Os dedos humanos ficavam em pilares dentro de casa, enquanto os ossos do quadril eram uma parte natural da lareira. Os limites entre a morte e a vida eram diferentes para os vikings do que são para nós.



— A casa e os mortos estão em contato próximo. A casa se torna um memorial e a testemunha do desejo de estar fisicamente perto dos mortos, diz Marianne Hem Eriksen do Museu de História Cultural da Universidade de Oslo.

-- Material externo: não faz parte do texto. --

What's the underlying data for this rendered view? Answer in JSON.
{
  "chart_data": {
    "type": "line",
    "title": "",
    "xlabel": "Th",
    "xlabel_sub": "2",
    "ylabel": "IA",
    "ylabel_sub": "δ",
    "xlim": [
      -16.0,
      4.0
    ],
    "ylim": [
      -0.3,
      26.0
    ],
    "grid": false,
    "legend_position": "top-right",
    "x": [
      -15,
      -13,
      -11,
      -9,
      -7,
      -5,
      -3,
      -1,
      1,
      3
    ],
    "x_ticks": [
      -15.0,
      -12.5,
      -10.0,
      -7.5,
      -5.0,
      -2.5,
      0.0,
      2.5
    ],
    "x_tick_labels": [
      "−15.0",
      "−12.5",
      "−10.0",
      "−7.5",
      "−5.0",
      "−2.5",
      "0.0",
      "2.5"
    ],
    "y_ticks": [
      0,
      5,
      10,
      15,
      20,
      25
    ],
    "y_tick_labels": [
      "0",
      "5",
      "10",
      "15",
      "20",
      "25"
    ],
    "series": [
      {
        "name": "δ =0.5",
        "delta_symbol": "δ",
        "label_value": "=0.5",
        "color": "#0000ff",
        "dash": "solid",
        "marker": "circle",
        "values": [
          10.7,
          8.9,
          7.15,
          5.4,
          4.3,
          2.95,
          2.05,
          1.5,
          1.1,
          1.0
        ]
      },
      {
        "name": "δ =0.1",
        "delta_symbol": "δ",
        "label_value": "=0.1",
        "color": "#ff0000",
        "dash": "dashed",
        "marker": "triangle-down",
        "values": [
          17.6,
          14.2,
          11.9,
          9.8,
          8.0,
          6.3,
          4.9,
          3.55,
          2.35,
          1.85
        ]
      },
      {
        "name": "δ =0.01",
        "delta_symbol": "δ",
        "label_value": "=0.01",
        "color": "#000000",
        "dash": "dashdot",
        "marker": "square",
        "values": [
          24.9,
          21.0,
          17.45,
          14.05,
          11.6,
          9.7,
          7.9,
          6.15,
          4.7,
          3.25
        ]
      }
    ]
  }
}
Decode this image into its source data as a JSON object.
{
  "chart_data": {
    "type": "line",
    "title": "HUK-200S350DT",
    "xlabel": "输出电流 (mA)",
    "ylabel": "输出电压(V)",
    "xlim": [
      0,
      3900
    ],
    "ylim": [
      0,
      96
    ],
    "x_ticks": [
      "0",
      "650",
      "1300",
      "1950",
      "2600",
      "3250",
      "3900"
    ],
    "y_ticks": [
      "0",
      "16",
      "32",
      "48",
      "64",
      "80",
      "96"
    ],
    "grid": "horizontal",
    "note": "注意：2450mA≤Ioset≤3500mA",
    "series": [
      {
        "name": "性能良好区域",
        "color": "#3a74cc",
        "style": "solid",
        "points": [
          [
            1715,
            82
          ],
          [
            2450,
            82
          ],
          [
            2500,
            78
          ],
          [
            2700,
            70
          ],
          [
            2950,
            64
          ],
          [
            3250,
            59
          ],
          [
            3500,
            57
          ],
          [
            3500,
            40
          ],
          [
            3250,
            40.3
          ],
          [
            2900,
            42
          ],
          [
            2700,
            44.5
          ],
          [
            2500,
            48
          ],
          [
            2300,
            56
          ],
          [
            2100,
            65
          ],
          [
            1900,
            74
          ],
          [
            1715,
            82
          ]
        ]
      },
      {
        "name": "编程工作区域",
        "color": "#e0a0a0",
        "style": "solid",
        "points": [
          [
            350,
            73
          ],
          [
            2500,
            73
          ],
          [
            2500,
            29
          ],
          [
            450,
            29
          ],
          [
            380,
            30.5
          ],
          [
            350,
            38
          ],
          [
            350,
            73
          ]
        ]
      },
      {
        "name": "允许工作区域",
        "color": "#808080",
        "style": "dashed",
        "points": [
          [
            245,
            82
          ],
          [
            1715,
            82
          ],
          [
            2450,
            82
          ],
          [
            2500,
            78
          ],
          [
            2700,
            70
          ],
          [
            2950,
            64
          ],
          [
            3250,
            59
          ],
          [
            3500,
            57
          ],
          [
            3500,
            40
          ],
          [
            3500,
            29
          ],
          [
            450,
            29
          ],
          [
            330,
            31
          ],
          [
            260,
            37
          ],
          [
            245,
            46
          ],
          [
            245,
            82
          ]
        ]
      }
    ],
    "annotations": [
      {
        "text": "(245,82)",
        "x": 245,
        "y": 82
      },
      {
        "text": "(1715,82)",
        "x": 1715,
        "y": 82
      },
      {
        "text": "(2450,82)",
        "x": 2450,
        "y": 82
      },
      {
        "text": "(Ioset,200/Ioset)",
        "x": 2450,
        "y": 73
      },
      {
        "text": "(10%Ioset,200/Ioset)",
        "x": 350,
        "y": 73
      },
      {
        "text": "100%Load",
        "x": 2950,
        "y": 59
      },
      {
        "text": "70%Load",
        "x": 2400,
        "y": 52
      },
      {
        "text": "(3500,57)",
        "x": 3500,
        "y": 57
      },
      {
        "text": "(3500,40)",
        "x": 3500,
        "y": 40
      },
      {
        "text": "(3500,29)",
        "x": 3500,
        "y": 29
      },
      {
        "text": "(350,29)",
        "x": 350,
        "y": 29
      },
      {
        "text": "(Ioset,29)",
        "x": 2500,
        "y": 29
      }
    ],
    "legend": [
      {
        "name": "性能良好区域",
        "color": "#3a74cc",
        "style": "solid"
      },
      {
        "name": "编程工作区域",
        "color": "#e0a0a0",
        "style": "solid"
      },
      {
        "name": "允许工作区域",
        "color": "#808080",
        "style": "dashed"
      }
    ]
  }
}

Os distintos grandes salões tiveram um papel importante na Era Viking. Atualmente os arqueólogos estão preocupados com as casas, como uma chave para entender as condições sociais e políticas durante o período. Aqui, a reconstrução de uma fazenda da Idade do Ferro em Stavanger, dentro de um grande salão de Borg em Lofoten. Foto: Marianne Hem Eriksen

A arqueóloga está particularmente preocupada com o papel das casas na comunidade viking. A vida cotidiana não é apolítica e neutra, mas pode ser a chave para entender as condições sociais e políticas, ressaltou.


— Foi o que as feministas disseram na década de 1970: o privado é político.

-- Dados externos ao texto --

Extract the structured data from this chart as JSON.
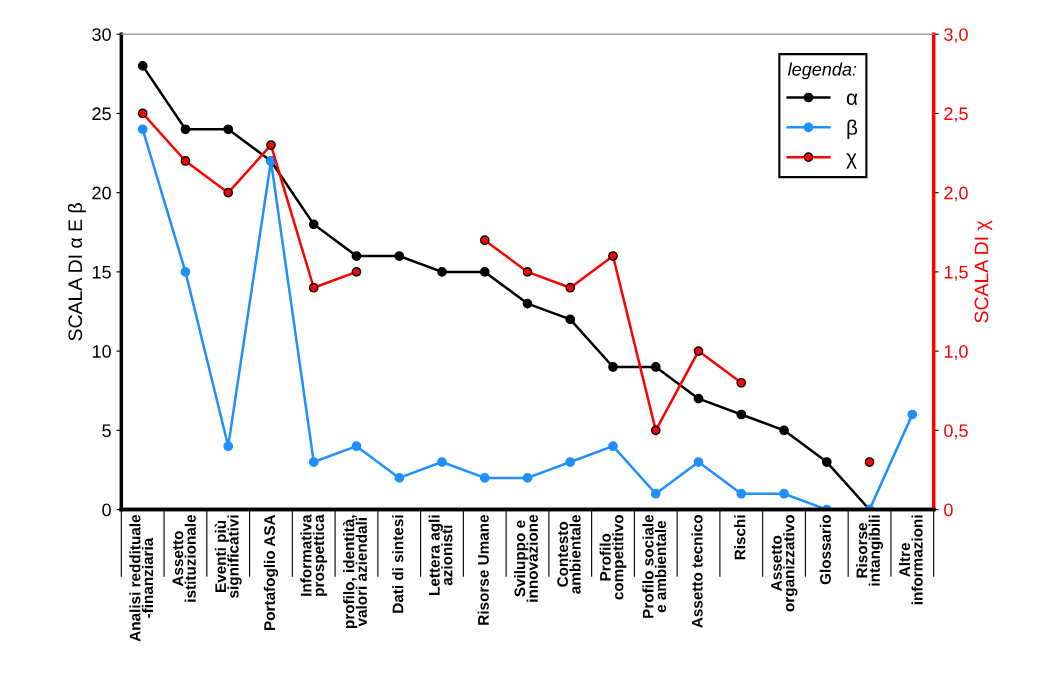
{
  "chart_data": {
    "type": "line",
    "ylabel": "SCALA DI α E β",
    "y2label": "SCALA DI χ",
    "legend_title": "legenda:",
    "legend": "top right",
    "marker": "circle",
    "line_style": "solid",
    "grid": false,
    "categories": [
      "Analisi reddituale\n-finanziaria",
      "Assetto\nistituzionale",
      "Eventi più\nsignificativi",
      "Portafoglio ASA",
      "Informativa\nprospettica",
      "profilo, identità,\nvalori aziendali",
      "Dati di sintesi",
      "Lettera agli\nazionisti",
      "Risorse Umane",
      "Sviluppo e\ninnovazione",
      "Contesto\nambientale",
      "Profilo\ncompetitivo",
      "Profilo sociale\ne ambientale",
      "Assetto tecnico",
      "Rischi",
      "Assetto\norganizzativo",
      "Glossario",
      "Risorse\nintangibili",
      "Altre\ninformazioni"
    ],
    "series": [
      {
        "name": "α",
        "color": "#000000",
        "values": [
          28,
          24,
          24,
          22,
          18,
          16,
          16,
          15,
          15,
          13,
          12,
          9,
          9,
          7,
          6,
          5,
          3,
          0,
          null
        ]
      },
      {
        "name": "β",
        "color": "#1e90ff",
        "values": [
          24,
          15,
          4,
          22,
          3,
          4,
          2,
          3,
          2,
          2,
          3,
          4,
          1,
          3,
          1,
          1,
          0,
          0,
          6
        ]
      },
      {
        "name": "χ",
        "color": "#ff0000",
        "axis": "y2",
        "values": [
          2.5,
          2.2,
          2.0,
          2.3,
          1.4,
          1.5,
          null,
          null,
          1.7,
          1.5,
          1.4,
          1.6,
          0.5,
          1.0,
          0.8,
          null,
          null,
          0.3,
          null
        ]
      }
    ],
    "ylim": [
      0,
      30
    ],
    "yticks": [
      0,
      5,
      10,
      15,
      20,
      25,
      30
    ],
    "y2lim": [
      0,
      3
    ],
    "y2ticks": [
      {
        "value": 0,
        "label": "0"
      },
      {
        "value": 0.5,
        "label": "0,5"
      },
      {
        "value": 1,
        "label": "1,0"
      },
      {
        "value": 1.5,
        "label": "1,5"
      },
      {
        "value": 2,
        "label": "2,0"
      },
      {
        "value": 2.5,
        "label": "2,5"
      },
      {
        "value": 3,
        "label": "3,0"
      }
    ]
  }
}
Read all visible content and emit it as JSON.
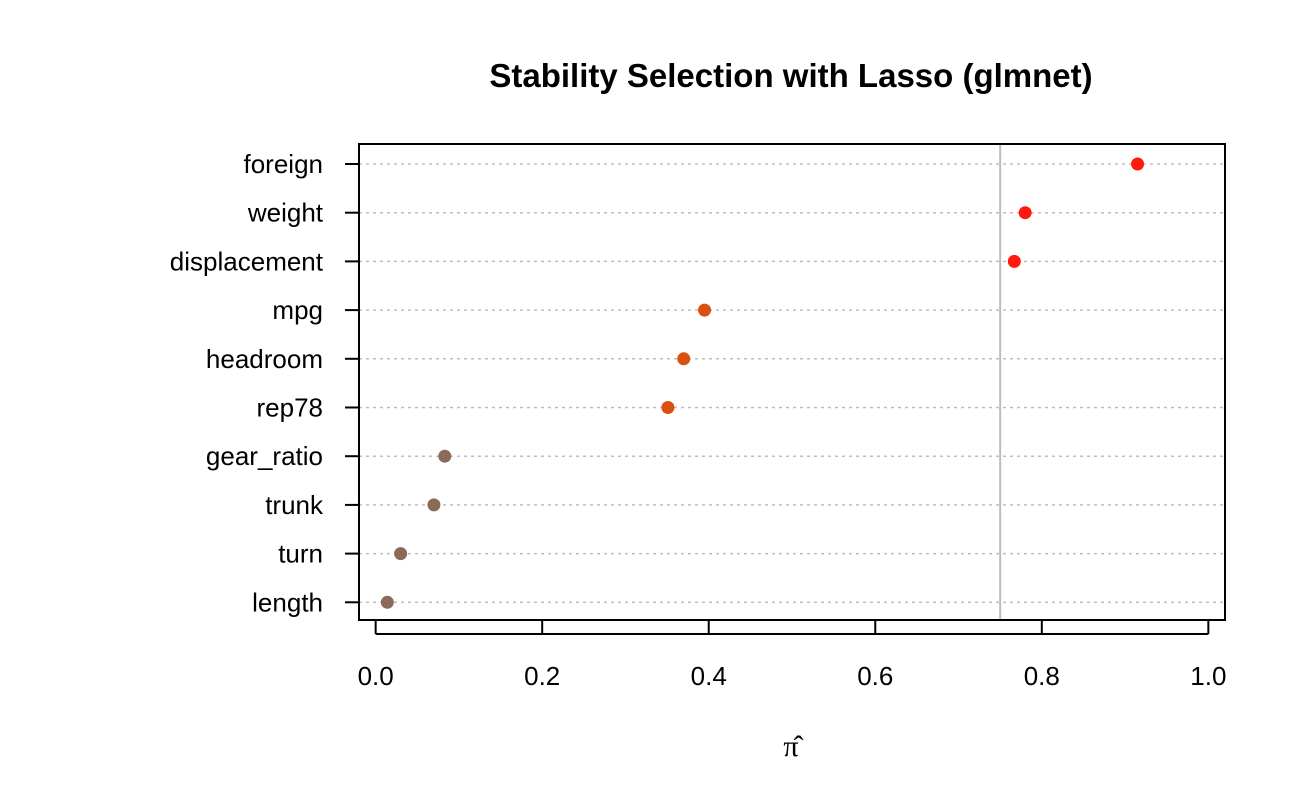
{
  "chart_data": {
    "type": "scatter",
    "title": "Stability Selection with Lasso (glmnet)",
    "xlabel": "π̂",
    "xlim": [
      -0.02,
      1.02
    ],
    "x_ticks": [
      "0.0",
      "0.2",
      "0.4",
      "0.6",
      "0.8",
      "1.0"
    ],
    "x_tick_values": [
      0.0,
      0.2,
      0.4,
      0.6,
      0.8,
      1.0
    ],
    "threshold": 0.75,
    "grid": true,
    "categories": [
      "foreign",
      "weight",
      "displacement",
      "mpg",
      "headroom",
      "rep78",
      "gear_ratio",
      "trunk",
      "turn",
      "length"
    ],
    "values": [
      0.915,
      0.78,
      0.767,
      0.395,
      0.37,
      0.351,
      0.083,
      0.07,
      0.03,
      0.014
    ],
    "colors": [
      "#ff1a0d",
      "#ff1a0d",
      "#ff1a0d",
      "#d9510f",
      "#d9510f",
      "#d9510f",
      "#8c6a5a",
      "#8c6a5a",
      "#8c6a5a",
      "#8c6a5a"
    ]
  }
}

Eriksen ressalta que a arquitetura nos espelha e nos molda.


— É, por exemplo, uma chave importante na forma de como somos inseridos numa sociedade. Na Era Viking, talvez fosse imaginado que as casas tivessem um curso de vida.

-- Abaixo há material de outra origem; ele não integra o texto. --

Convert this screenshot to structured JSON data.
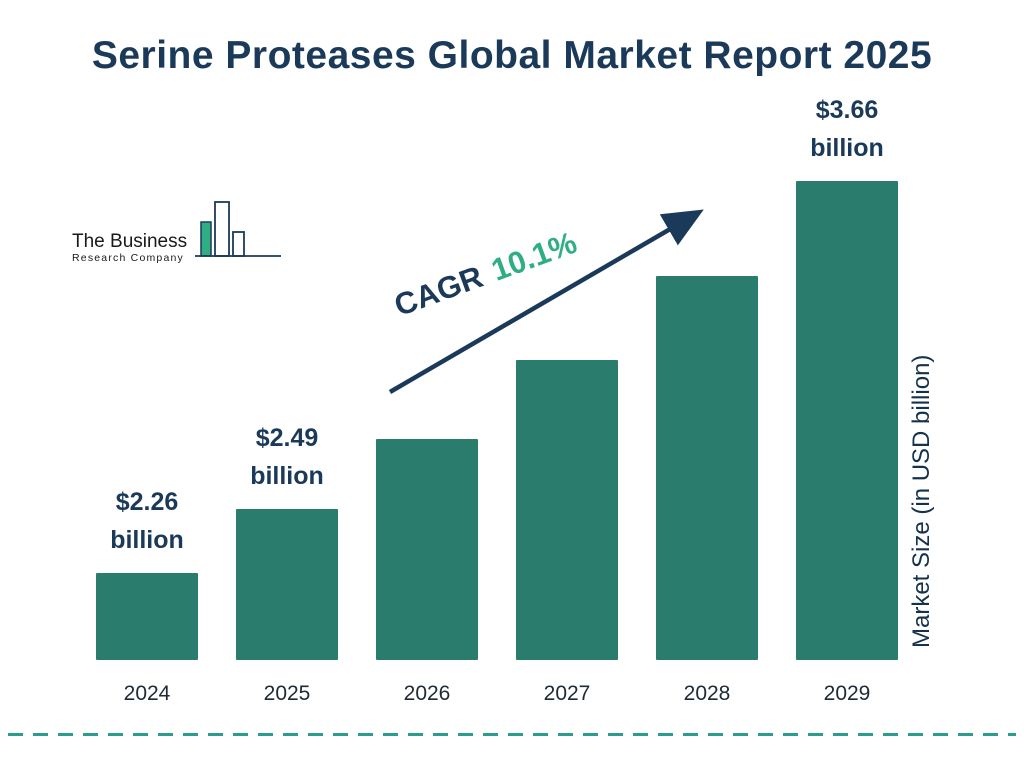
{
  "title": "Serine Proteases Global Market Report 2025",
  "logo": {
    "line1": "The Business",
    "line2": "Research Company"
  },
  "annotation": {
    "label": "CAGR",
    "value": "10.1%"
  },
  "y_axis_label": "Market Size (in USD billion)",
  "colors": {
    "bar": "#2A7C6C",
    "navy": "#1B3A5A",
    "green": "#2FAE83",
    "dashed_line": "#2A9D8F"
  },
  "chart_data": {
    "type": "bar",
    "title": "Serine Proteases Global Market Report 2025",
    "categories": [
      "2024",
      "2025",
      "2026",
      "2027",
      "2028",
      "2029"
    ],
    "values": [
      2.26,
      2.49,
      2.74,
      3.02,
      3.32,
      3.66
    ],
    "value_labels": [
      {
        "category": "2024",
        "amount": "$2.26",
        "unit": "billion"
      },
      {
        "category": "2025",
        "amount": "$2.49",
        "unit": "billion"
      },
      {
        "category": "2029",
        "amount": "$3.66",
        "unit": "billion"
      }
    ],
    "xlabel": "",
    "ylabel": "Market Size (in USD billion)",
    "annotation": "CAGR 10.1%",
    "legend": false,
    "grid": false,
    "bar_color": "#2A7C6C"
  }
}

De qualquer forma, é certo que os materiais de construção eram diferentes.


— Em raras ocasiões, eles usavam os dedos e ossos de quadril humano para fazer as lareiras que ficavam dentro de casa. Só recentemente, os cientistas começaram a reconhecer a complexa relação entre os túmulos e as casas na Idade do Ferro e na Era Viking. Os mortos estavam ligados às casas, ressalta Eriksen.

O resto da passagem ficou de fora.